The following procedure creates sample StaticRatingsDataPopulator.java and
StaticRatingsDataPreProcessor.java files. These files include sample code for
only this tutorial. If you need to index different data, you must define your own custom Java
files.
Note: The RatingXMLReader.java within the com.mycompany.commerce.preprocess.rating package is a simple Java Class that takes an XML file name and parses the file. The format of the XML decides how the implementation of this class is performed. The format of the XML and how to parse it is left open. For instance, the following code snippet is a sample format for the Ratings.xml file.

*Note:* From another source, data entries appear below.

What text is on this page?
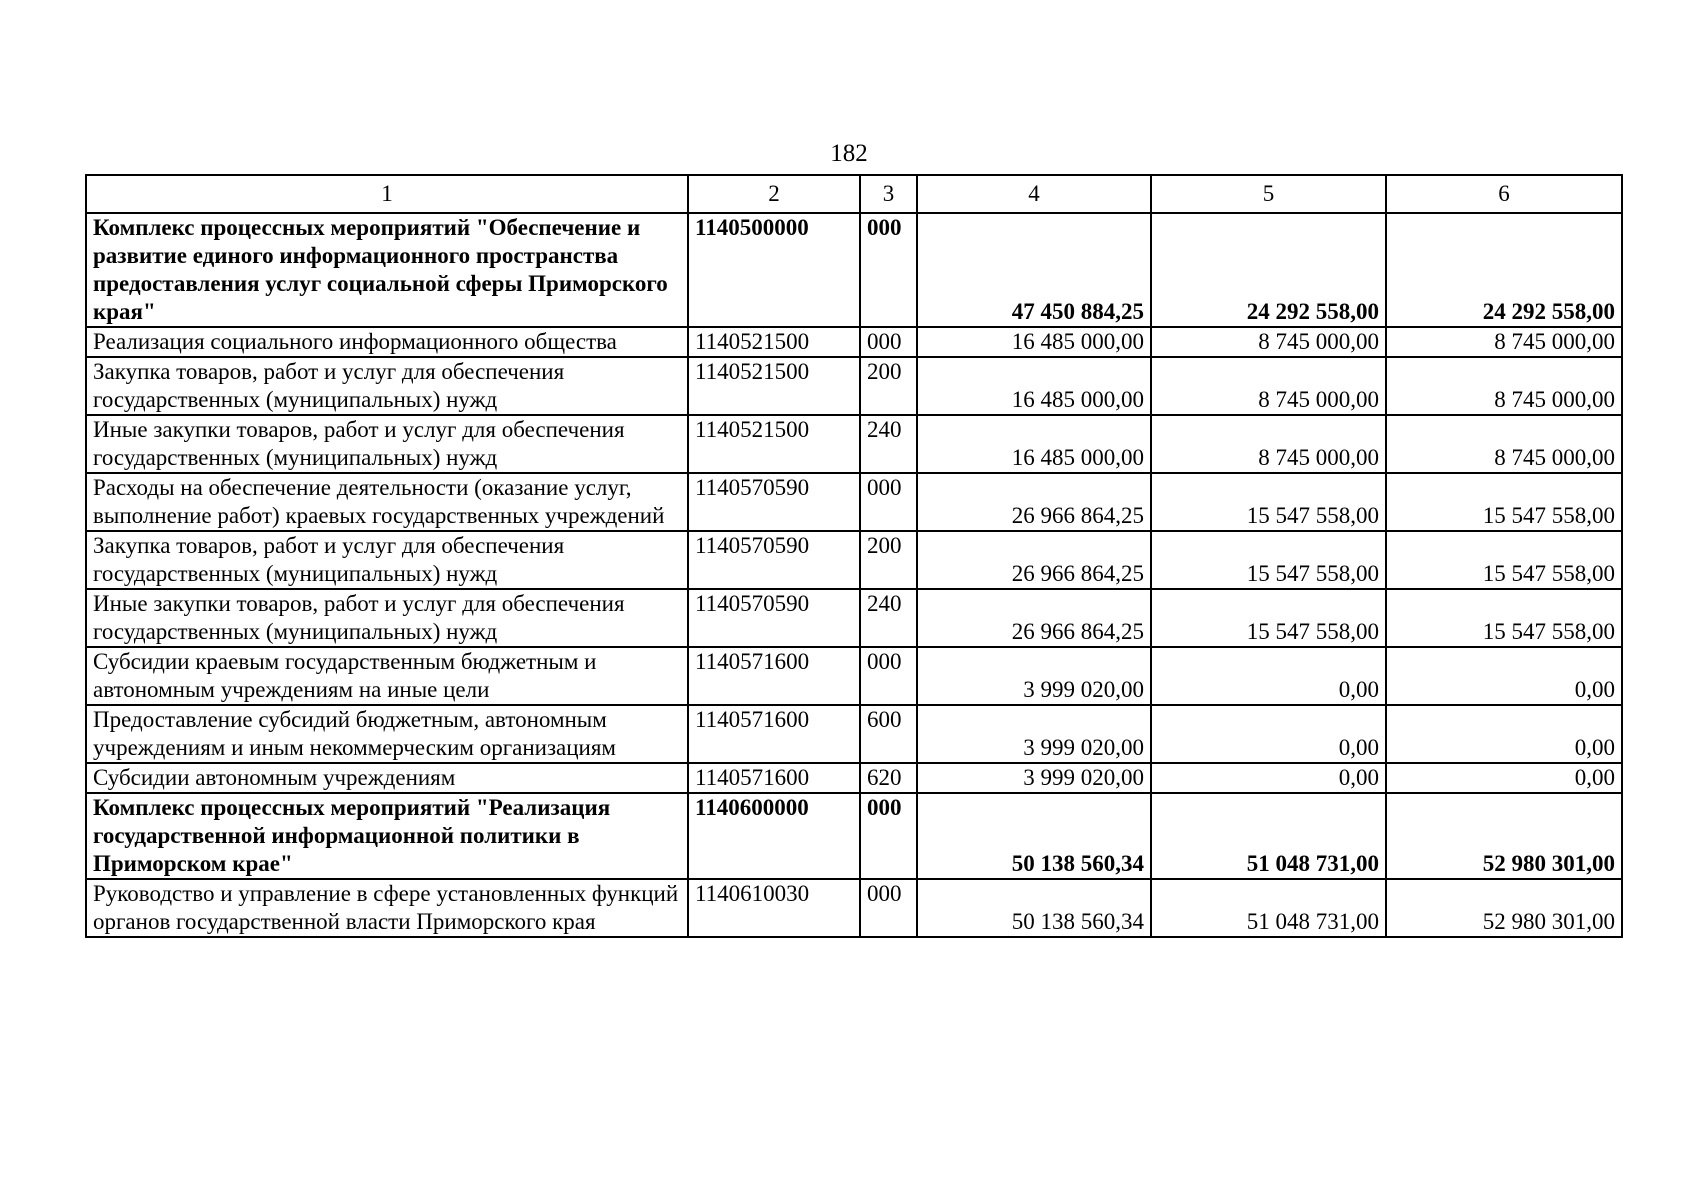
182
1	2	3	4	5	6
Комплекс процессных мероприятий "Обеспечение и развитие единого информационного пространства предоставления услуг социальной сферы Приморского края"	1140500000	000	47 450 884,25	24 292 558,00	24 292 558,00
Реализация социального информационного общества	1140521500	000	16 485 000,00	8 745 000,00	8 745 000,00
Закупка товаров, работ и услуг для обеспечения государственных (муниципальных) нужд	1140521500	200	16 485 000,00	8 745 000,00	8 745 000,00
Иные закупки товаров, работ и услуг для обеспечения государственных (муниципальных) нужд	1140521500	240	16 485 000,00	8 745 000,00	8 745 000,00
Расходы на обеспечение деятельности (оказание услуг, выполнение работ) краевых государственных учреждений	1140570590	000	26 966 864,25	15 547 558,00	15 547 558,00
Закупка товаров, работ и услуг для обеспечения государственных (муниципальных) нужд	1140570590	200	26 966 864,25	15 547 558,00	15 547 558,00
Иные закупки товаров, работ и услуг для обеспечения государственных (муниципальных) нужд	1140570590	240	26 966 864,25	15 547 558,00	15 547 558,00
Субсидии краевым государственным бюджетным и автономным учреждениям на иные цели	1140571600	000	3 999 020,00	0,00	0,00
Предоставление субсидий бюджетным, автономным учреждениям и иным некоммерческим организациям	1140571600	600	3 999 020,00	0,00	0,00
Субсидии автономным учреждениям	1140571600	620	3 999 020,00	0,00	0,00
Комплекс процессных мероприятий "Реализация государственной информационной политики в Приморском крае"	1140600000	000	50 138 560,34	51 048 731,00	52 980 301,00
Руководство и управление в сфере установленных функций органов государственной власти Приморского края	1140610030	000	50 138 560,34	51 048 731,00	52 980 301,00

<?xml version="1.0" encoding="utf-8"?> <customInfo> <product partNumber="AC-01"> <rating type="quality"> <averageRating>1.7</averageRating> <reviewCount>60</reviewCount> </rating> </product> <product partNumber="AC-0101"> <rating type="quality"> <averageRating>4.6</averageRating> <reviewCount>85</reviewCount> </rating> </product> </customInfo>
-
Package the classes within a JAR file in your WC_eardir
directory so that the proprocessor utilities can locate the classes at run time.